La casa era amplia, con el suelo de parqué antiguo que crujía al andar; los pasillos eran anchos, con cuadros al estilo Vermeer, y la cocina era de mármol blanco, enorme, con la despensa llena de comida. A veces, cuando nadie le veía, se ponía a comer sentada sobre la vitrocerámica: engullía galletas, pan de leche, chocolate milka.
Un jueves supo exactamente qué robar. Fue limpiando el dormitorio de Leopoldo y su mujer. Divisó en uno de los cajones un Rolex de oro. Planeó robarlo cuando el matrimonio se marchara de vacaciones a Marbella, una semana más tarde. Comenzó a hacer planes: Sudáfrica, Tokio, Florida... Aún no sabía dónde ir, pero sí sabía que, nada más vender el reloj en Wallapop, correría a Barajas y huiría lejos del barullo de Madrid, de la vulgaridad, de las ratas de alcantarilla. Porque, lamentablemente, Esmeralda casi siempre sólo sabía ver el lado malo de las cosas.

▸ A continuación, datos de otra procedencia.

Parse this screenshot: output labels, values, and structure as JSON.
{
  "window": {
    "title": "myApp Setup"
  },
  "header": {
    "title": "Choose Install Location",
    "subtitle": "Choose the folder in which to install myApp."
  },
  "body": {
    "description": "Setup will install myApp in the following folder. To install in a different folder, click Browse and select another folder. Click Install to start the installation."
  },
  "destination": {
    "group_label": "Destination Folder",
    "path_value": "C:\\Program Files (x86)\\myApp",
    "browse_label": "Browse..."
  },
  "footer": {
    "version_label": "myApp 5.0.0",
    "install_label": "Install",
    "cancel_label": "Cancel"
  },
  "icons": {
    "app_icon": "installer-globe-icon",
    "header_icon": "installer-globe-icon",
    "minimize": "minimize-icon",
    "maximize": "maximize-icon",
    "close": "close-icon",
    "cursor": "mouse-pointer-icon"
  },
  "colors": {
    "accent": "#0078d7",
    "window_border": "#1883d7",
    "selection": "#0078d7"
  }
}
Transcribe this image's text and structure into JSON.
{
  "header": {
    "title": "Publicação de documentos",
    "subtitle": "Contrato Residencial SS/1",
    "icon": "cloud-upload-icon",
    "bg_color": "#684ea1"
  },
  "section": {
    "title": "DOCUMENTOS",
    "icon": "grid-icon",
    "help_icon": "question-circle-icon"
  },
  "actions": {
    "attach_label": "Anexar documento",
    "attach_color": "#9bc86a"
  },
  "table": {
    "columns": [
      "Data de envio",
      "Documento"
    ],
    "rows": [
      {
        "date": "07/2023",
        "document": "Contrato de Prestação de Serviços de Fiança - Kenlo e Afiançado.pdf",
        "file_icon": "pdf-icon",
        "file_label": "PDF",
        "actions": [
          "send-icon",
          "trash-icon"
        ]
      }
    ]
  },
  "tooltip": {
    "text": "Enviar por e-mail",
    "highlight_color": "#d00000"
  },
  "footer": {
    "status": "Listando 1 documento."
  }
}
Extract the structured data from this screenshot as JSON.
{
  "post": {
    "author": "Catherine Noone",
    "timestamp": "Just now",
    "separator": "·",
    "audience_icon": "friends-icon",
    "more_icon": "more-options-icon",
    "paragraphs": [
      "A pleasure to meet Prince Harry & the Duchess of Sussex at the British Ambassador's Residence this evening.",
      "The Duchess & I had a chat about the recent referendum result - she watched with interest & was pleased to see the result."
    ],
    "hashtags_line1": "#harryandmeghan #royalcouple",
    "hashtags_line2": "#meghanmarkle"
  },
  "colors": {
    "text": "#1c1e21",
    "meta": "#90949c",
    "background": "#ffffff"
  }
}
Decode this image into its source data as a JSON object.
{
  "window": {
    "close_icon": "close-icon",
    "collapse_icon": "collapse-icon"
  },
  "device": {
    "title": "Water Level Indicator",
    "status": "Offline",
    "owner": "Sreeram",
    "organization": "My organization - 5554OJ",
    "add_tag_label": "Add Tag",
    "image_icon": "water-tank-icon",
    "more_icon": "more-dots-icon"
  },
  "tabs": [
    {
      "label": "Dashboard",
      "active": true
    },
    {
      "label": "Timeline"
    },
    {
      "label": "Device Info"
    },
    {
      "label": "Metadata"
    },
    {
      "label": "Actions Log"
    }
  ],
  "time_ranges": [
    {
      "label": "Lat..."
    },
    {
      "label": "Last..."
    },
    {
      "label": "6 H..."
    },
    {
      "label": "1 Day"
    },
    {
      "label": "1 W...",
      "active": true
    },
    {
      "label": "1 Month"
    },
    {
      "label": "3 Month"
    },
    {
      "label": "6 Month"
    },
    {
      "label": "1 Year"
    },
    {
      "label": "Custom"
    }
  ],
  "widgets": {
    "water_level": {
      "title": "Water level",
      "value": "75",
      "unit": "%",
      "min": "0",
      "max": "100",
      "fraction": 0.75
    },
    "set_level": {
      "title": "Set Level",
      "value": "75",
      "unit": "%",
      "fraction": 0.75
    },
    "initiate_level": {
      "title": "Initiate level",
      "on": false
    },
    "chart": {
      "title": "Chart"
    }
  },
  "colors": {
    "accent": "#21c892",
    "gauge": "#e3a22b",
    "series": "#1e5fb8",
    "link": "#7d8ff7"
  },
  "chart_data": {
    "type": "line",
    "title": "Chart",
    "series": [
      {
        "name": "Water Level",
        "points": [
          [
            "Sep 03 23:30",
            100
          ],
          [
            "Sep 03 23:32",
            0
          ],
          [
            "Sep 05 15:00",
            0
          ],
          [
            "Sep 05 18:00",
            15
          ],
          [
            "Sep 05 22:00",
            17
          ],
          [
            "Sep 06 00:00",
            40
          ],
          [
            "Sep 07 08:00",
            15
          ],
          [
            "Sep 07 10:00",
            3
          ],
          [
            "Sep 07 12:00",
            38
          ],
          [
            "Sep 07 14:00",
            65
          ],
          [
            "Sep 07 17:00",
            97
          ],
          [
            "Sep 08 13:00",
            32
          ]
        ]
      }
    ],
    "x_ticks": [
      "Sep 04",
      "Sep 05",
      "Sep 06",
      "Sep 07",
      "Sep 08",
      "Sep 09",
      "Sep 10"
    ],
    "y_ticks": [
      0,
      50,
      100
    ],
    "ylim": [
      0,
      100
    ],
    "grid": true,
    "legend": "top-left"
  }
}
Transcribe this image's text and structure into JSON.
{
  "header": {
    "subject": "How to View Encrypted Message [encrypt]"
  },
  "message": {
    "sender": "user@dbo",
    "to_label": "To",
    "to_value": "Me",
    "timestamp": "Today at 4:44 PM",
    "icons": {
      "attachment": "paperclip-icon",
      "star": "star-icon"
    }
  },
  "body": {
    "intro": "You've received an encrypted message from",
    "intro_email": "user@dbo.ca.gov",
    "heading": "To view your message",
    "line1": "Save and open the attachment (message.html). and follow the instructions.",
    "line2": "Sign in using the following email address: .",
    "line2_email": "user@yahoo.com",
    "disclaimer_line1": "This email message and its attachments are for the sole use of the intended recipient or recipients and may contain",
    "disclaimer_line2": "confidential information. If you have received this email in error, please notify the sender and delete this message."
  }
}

Un día antes de que se fuera llamaron al timbre. Era una vendedora de libros de Emily Brönte a domicilio. La señora Calamarte la recibió entusiasmada. La vendedora le comía la oreja a la señora Calamarte y Esmeralda escuchaba la conversación desde una esquina del salón, limpiando la ventana mientras observaba impasiva el Paseo de la Castellana, con su rápido tránsito de coches que al unísono sonaban como el interior de una caracola.
-Señora, ¿puedo coger un vaso de agua de la cocina? Me muero de sed -dijo la vendedora.
-¡Por supuesto! -dijo la señora Calamarte.
La vendedora se levantó a la cocina. Volvió a los pocos minutos con su vaso de agua y volvió a persuadir a la señora Calamarte para que comprara los románticos libros de Emily. Esmeralda se empezó a aburrir desmesuradamente. Así que se fue a la cocina y se sentó sobre la vitrocerámica a engullir comida para saciar su ansia. De pronto, la comida empezó a sentarle terriblemente mal.